A pair of giant catfish are the latest tank-busters to have found a new home at Blue Planet Aquarium in Cheshire Oaks.
The donated fish, a two-foot long giraffe catfish, which was housed in a four-foot tank and a redtail catfish that ate all its tankmates and can reach up to five foot in length, represent a growing problem with giant fish species.
The fish are purchased as babies by members of the public unaware they will quickly grow to massive proportions; regardless of the size of the tank they are kept in.
Blue Planet Aquarium freshwater aquarist, Steve Chester, said: “We have recently rehoused several large catfish from members of the public; these fish have the potential to grow to enormous sizes!
“The giraffe catfish was housed in a tank with barely enough space to turn around and the redtail catfish was bought in a shop as a two-inch tiddler with no warning of the size it will eventually attain.

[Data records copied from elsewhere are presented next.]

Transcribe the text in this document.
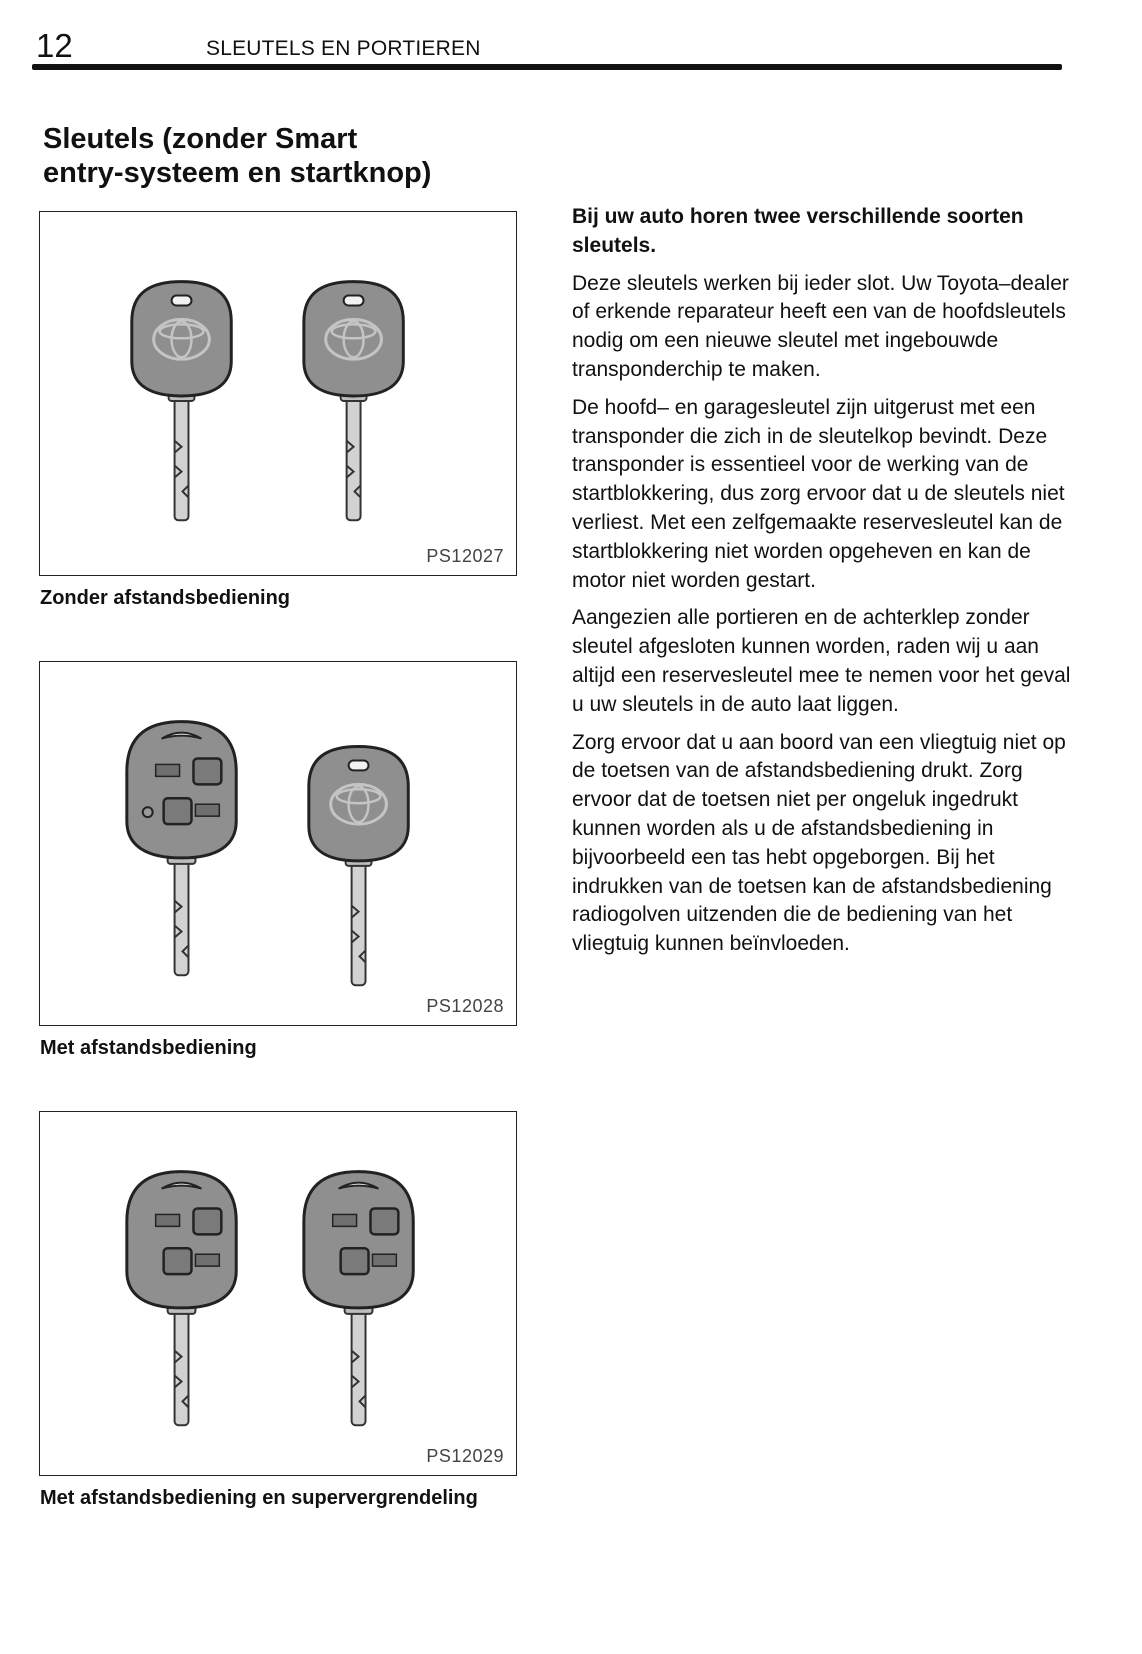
12	SLEUTELS EN PORTIEREN
Sleutels (zonder Smart
entry-systeem en startknop)
PS12027
Zonder afstandsbediening
PS12028
Met afstandsbediening
PS12029
Met afstandsbediening en supervergrendeling

Bij uw auto horen twee verschillende soorten sleutels.

Deze sleutels werken bij ieder slot. Uw Toyota–dealer of erkende reparateur heeft een van de hoofdsleutels nodig om een nieuwe sleutel met ingebouwde transponderchip te maken.

De hoofd– en garagesleutel zijn uitgerust met een transponder die zich in de sleutelkop bevindt. Deze transponder is essentieel voor de werking van de startblokkering, dus zorg ervoor dat u de sleutels niet verliest. Met een zelfgemaakte reservesleutel kan de startblokkering niet worden opgeheven en kan de motor niet worden gestart.

Aangezien alle portieren en de achterklep zonder sleutel afgesloten kunnen worden, raden wij u aan altijd een reservesleutel mee te nemen voor het geval u uw sleutels in de auto laat liggen.

Zorg ervoor dat u aan boord van een vliegtuig niet op de toetsen van de afstandsbediening drukt. Zorg ervoor dat de toetsen niet per ongeluk ingedrukt kunnen worden als u de afstandsbediening in bijvoorbeeld een tas hebt opgeborgen. Bij het indrukken van de toetsen kan de afstandsbediening radiogolven uitzenden die de bediening van het vliegtuig kunnen beïnvloeden.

It ate all its tank mates and quickly outgrew the three-foot tank it was housed in.”
“We receive calls from the public every week asking us to rehouse numerous species of ‘tankbusting’ fish, it is only due to the fact we are designing a new aquarium for giant catfish that we can accept a very limited number of large fish over the next month.”

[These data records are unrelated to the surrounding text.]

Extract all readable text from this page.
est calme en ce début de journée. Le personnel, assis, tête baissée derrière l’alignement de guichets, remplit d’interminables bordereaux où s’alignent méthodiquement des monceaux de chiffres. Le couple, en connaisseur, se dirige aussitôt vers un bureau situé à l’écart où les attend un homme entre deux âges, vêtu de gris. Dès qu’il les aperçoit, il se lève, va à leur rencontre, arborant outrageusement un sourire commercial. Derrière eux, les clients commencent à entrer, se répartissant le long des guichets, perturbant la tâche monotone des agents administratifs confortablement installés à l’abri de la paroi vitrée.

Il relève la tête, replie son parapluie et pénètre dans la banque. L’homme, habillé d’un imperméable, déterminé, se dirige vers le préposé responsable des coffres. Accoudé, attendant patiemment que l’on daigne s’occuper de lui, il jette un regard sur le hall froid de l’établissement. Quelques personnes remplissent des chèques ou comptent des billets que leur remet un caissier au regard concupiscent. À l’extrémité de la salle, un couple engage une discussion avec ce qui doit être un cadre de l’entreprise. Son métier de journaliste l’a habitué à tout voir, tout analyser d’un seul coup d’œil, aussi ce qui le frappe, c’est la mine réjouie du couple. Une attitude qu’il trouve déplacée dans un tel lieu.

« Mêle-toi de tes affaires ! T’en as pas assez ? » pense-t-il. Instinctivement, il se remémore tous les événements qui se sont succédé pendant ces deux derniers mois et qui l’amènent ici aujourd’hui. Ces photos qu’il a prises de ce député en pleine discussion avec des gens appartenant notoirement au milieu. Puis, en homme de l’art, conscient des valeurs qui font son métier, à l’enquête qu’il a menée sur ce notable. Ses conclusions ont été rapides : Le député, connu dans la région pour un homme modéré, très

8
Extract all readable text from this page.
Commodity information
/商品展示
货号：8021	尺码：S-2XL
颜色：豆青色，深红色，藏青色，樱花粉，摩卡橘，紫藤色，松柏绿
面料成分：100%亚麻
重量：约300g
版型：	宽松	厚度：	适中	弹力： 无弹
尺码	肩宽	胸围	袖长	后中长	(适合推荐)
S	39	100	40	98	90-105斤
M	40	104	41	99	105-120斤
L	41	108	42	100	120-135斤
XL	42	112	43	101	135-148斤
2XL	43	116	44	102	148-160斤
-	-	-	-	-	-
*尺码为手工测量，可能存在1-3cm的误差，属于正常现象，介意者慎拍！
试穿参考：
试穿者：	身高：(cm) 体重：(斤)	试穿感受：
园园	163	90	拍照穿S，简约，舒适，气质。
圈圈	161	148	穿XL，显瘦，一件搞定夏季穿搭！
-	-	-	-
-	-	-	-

“After that I just don’t know where these fish will end up; public aquariums cannot cope with the sheer volume of extra large fish that are sold each year,” he added.”
Recently BIAZA (the British and Irish Association of Zoos and Aquariums) has been raising awareness of the crisis with their ‘Big Fish Campaign’.

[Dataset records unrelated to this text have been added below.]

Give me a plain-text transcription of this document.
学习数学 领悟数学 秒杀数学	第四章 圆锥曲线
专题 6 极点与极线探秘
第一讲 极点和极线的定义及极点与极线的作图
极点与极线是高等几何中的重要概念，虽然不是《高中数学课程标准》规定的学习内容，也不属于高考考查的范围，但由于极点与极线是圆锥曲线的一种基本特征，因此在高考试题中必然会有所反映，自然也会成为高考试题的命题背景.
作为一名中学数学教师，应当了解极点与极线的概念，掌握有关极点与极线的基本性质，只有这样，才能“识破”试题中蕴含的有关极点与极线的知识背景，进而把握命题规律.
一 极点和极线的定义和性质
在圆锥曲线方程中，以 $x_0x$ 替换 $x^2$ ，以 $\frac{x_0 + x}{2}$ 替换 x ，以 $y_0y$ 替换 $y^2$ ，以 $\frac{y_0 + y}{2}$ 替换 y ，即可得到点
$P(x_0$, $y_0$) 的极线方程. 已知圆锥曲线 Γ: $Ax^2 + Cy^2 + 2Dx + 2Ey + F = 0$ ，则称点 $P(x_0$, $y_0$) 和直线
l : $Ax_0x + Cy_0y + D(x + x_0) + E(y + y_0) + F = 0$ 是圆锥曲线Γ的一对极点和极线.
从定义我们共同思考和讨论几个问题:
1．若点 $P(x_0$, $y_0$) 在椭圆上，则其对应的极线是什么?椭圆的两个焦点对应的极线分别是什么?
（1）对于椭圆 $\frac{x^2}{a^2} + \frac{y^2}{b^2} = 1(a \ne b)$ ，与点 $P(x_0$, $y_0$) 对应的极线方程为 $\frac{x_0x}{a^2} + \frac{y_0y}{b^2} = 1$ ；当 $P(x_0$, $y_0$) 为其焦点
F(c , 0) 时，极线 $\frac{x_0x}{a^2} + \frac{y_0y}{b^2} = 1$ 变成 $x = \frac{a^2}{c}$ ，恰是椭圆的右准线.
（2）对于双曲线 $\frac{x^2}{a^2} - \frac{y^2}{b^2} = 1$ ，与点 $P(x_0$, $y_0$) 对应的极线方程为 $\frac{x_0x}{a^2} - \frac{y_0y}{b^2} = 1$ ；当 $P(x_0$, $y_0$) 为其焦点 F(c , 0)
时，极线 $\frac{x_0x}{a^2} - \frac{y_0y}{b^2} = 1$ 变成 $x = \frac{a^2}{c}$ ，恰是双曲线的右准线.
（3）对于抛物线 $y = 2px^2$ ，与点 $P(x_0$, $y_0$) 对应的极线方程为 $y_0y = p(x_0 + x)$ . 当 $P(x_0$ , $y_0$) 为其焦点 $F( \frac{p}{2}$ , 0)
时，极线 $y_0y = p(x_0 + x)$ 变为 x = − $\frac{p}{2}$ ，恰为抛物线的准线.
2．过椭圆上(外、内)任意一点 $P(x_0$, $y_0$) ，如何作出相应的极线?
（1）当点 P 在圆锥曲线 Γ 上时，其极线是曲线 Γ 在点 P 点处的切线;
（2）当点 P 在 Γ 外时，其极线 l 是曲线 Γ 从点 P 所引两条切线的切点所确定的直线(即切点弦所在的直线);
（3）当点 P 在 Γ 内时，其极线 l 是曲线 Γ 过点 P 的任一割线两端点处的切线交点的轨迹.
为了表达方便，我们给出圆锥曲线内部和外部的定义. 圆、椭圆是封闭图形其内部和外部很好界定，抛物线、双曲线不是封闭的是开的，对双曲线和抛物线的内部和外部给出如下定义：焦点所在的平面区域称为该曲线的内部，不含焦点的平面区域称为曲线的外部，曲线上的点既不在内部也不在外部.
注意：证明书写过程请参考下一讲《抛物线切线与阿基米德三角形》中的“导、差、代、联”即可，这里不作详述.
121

The aim of the campaign is to lessen the number of large tropical and marine fish species which have to be rehomed every year by public aquariums and zoos after being sold as pets.
Formed by the public aquariums themselves, and supported by many industry experts and hobbyists, the Big Fish Campaign was forged through concern over the high number of large fish species which are sold and then later have to be rehomed when they have outgrown their owners' tanks.
The idea for the campaign came about after research revealed that over a period of just four months, 11 UK aquaria were asked to house 144 fish that had outgrown their owners' tanks.